Sunday, August 22, 2010

mid-life crisis

Keeping time as we humans do, I turned 36 on August 15th. This previous year had not been kind to me, and an acquaintance with a fascination for things psychic and predictive told me (a mere three days before my birthday, and during a very serendipitous encounter) that 3-6 means good fortune. Dear sweet baby Jesus all swaddled in your manger: I hope she's right.

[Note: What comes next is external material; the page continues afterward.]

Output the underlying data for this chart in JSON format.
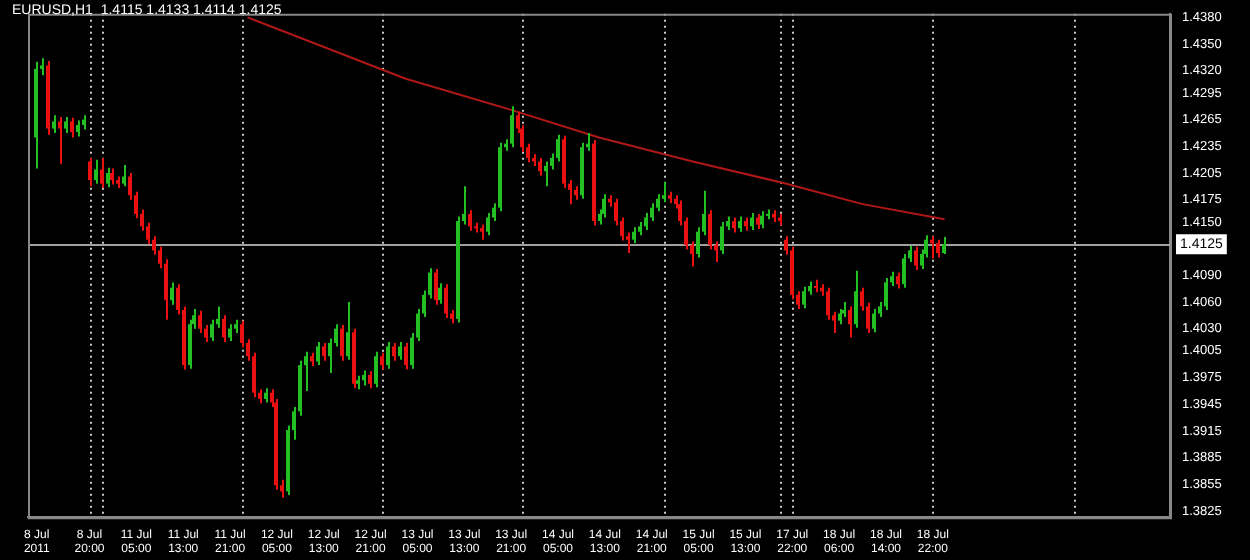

I've been home for a day and a half from what I coined EPIC BIRTHDAY VACATION, which included vast amounts of amazing and high-level roller derby, consumption of enormous quantities of vegan victuals, mass socializing with loved ones and three whole days on the Bonneville Salt Flats during Speed Week. Oh, and lots of backside soreness due to riding in the mister's 1931 Model A Ford pick-up. I felt maddeningly alive, in positive and negative ways, during the epicness... only to return home to the same old malaise, even though I have yet to set foot at the studio.

Backing up a bit: it might make sense to point out that ever since I started my young adult life as a nomad, I've never called any one place home for more than a few years at a time. In all fairness I did log nearly a decade in the Boston area, but in two shifts. My five-year tenure in Ashland marks the longest stretch in one place since my formative years in Queens. I've gone against my nature to set roots in this small town, mostly on account of that foolish thing we call "being in love." Coming home from EPIC BIRTHDAY VACATION (yes, it always deserves all caps) made me realize that maybe love isn't enough to keep me here.

While walking to the grocery store earlier I pondered the idea of experiencing my own mid-life crisis. For a change the timing actually fits. I used to joke about such things in my late teens and early twenties, because back then I had myself convinced I'd be six feet under well before 30. Oh, ha ha. But now it makes sense.

So I guess it's time I bought myself a fancy and expensive road bike (my equivalent of the little red sports car) and hit the road. Again.

1 comment:

swine said...

People who have "roots" in any one particular place don't seem to realize that environments change, personal ideas change, and sometimes the two don't jive anymore.

Dude, you're a citizen of the world, ho'mes. Now git! You've lived among hippie environmentalists for too long. The Salt Flats await!

By the by, The Mister's pick-up sounds brilliant.